Les 8 et 9 avril se tiendront, dans l’enceinte du Palais de la Paix qui abrite la Cour internationale de justice à La Haye, des audiences dans l’affaire opposant le Nicaragua à l’Allemagne au sujet de la situation qui règne dans les territoires palestiniens occupés. Selon le Nicaragua, l’Allemagne viole le droit international en soutenant l’Etat d’Israël politiquement, financièrement mais aussi et surtout militairement, un soutien maintenu malgré le déclenchement de l’opération militaire israélienne dans la bande de Gaza et les violations du droit international qui l’accompagnent.
L’affaire est remarquable, à deux égards au moins qui la distinguent de l’affaire opposant l’Afrique du Sud à Israël sur le sort des Palestiniens. D’une part, l’action vise un Etat tiers, autrement dit un Etat qu’on n’identifie pas comme le principal responsable des exactions. D’autre part, les violations alléguées concernent la Convention pour la prévention et la répression du génocide mais également une série d’autres obligations découlant du droit international conventionnel et coutumier. L’Allemagne est accusée de violer son obligation de prévenir le génocide qui serait perpétré à l’encontre de la population palestinienne dans les territoires occupés par Israël et, en particulier, dans la bande de Gaza, mais également son obligation de ne pas contribuer à sa perpétration. Mais le Nicaragua prétend aussi que l’Allemagne ne s’acquitte ni de son obligation de respecter et faire respecter le droit international humanitaire qui régule la manière dont les Etats prennent part aux conflits armés et traite les personnes durant ces conflits ou dans le contexte d’occupations territoriales, ni de son obligation de ne pas aider ou assister au maintien d’une situation violant gravement les règles internationales, comme le droit des peuples à disposer d’eux-mêmes et l’interdiction de l’apartheid.
La requête nicaraguayenne rappelle ainsi les obligations auxquelles sont tenus tous les Etats lorsqu’ils sont confrontés aux violations des normes fondamentales du droit international.
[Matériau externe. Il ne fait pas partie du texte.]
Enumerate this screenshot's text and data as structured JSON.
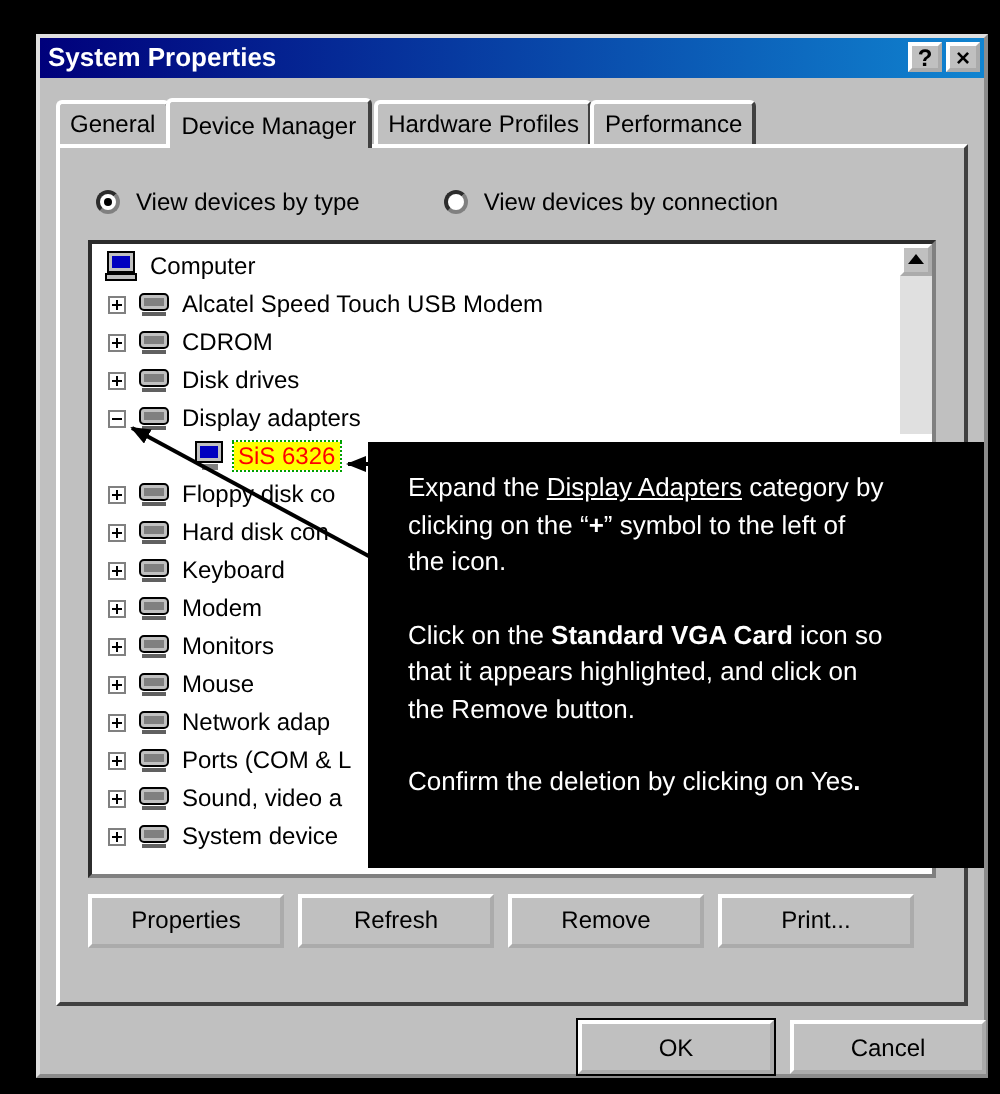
{
  "window": {
    "title": "System Properties",
    "help_button": "?",
    "close_button": "×"
  },
  "tabs": [
    {
      "label": "General",
      "selected": false
    },
    {
      "label": "Device Manager",
      "selected": true
    },
    {
      "label": "Hardware Profiles",
      "selected": false
    },
    {
      "label": "Performance",
      "selected": false
    }
  ],
  "view_options": [
    {
      "label": "View devices by type",
      "selected": true
    },
    {
      "label": "View devices by connection",
      "selected": false
    }
  ],
  "tree": {
    "label": "Computer",
    "children": [
      {
        "label": "Alcatel Speed Touch USB Modem",
        "expanded": false
      },
      {
        "label": "CDROM",
        "expanded": false
      },
      {
        "label": "Disk drives",
        "expanded": false
      },
      {
        "label": "Display adapters",
        "expanded": true,
        "children": [
          {
            "label": "SiS 6326",
            "selected": true
          }
        ]
      },
      {
        "label": "Floppy disk co",
        "expanded": false
      },
      {
        "label": "Hard disk con",
        "expanded": false
      },
      {
        "label": "Keyboard",
        "expanded": false
      },
      {
        "label": "Modem",
        "expanded": false
      },
      {
        "label": "Monitors",
        "expanded": false
      },
      {
        "label": "Mouse",
        "expanded": false
      },
      {
        "label": "Network adap",
        "expanded": false
      },
      {
        "label": "Ports (COM & L",
        "expanded": false
      },
      {
        "label": "Sound, video a",
        "expanded": false
      },
      {
        "label": "System device",
        "expanded": false
      }
    ]
  },
  "callout": {
    "paragraphs": [
      {
        "before": "Expand the ",
        "link": "Display Adapters",
        "after": " category by clicking on the “**+**” symbol to the left of the icon."
      },
      {
        "before": "Click on the **Standard VGA Card** icon so that it appears highlighted, and click on the Remove button."
      },
      {
        "before": "Confirm the deletion by clicking on Yes**.**"
      }
    ]
  },
  "device_buttons": [
    "Properties",
    "Refresh",
    "Remove",
    "Print..."
  ],
  "dialog_buttons": [
    "OK",
    "Cancel"
  ]
}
Le génocide, l’apartheid, les crimes contre l’humanité, les crimes de guerre, l’occupation illicite de territoires et la violation des droits humains de leurs habitants entraînent pour tous les Etats l’obligation de ne prendre aucunement part à la perpétration de telles violations et de mettre en œuvre tout ce qui est en leur pouvoir pour qu’elles cessent. C’est aussi ce qui a été rappelé récemment par plus de 850 professeurs et chercheurs aux autorités belges dans une carte blanche intitulée «La Belgique doit faire plus contre le massacre à Gaza».
Les audiences d’avril amèneront la Cour à déterminer d’abord si elle doit adopter des mesures conservatoires dans cette affaire afin de préserver les droits en cause. La Cour ne tranchera la question de la responsabilité de l’Allemagne que plus tard. Mais il est dès à présent clair que les Etats non occidentaux sont très attentifs à la manière dont les Etats occidentaux s’acquittent de leurs obligations et sont visiblement prêts à en revendiquer le respect devant les instances internationales.
Les Etats non occidentaux sont très attentifs à la manière dont les Etats occidentaux s’acquittent de leurs obligations.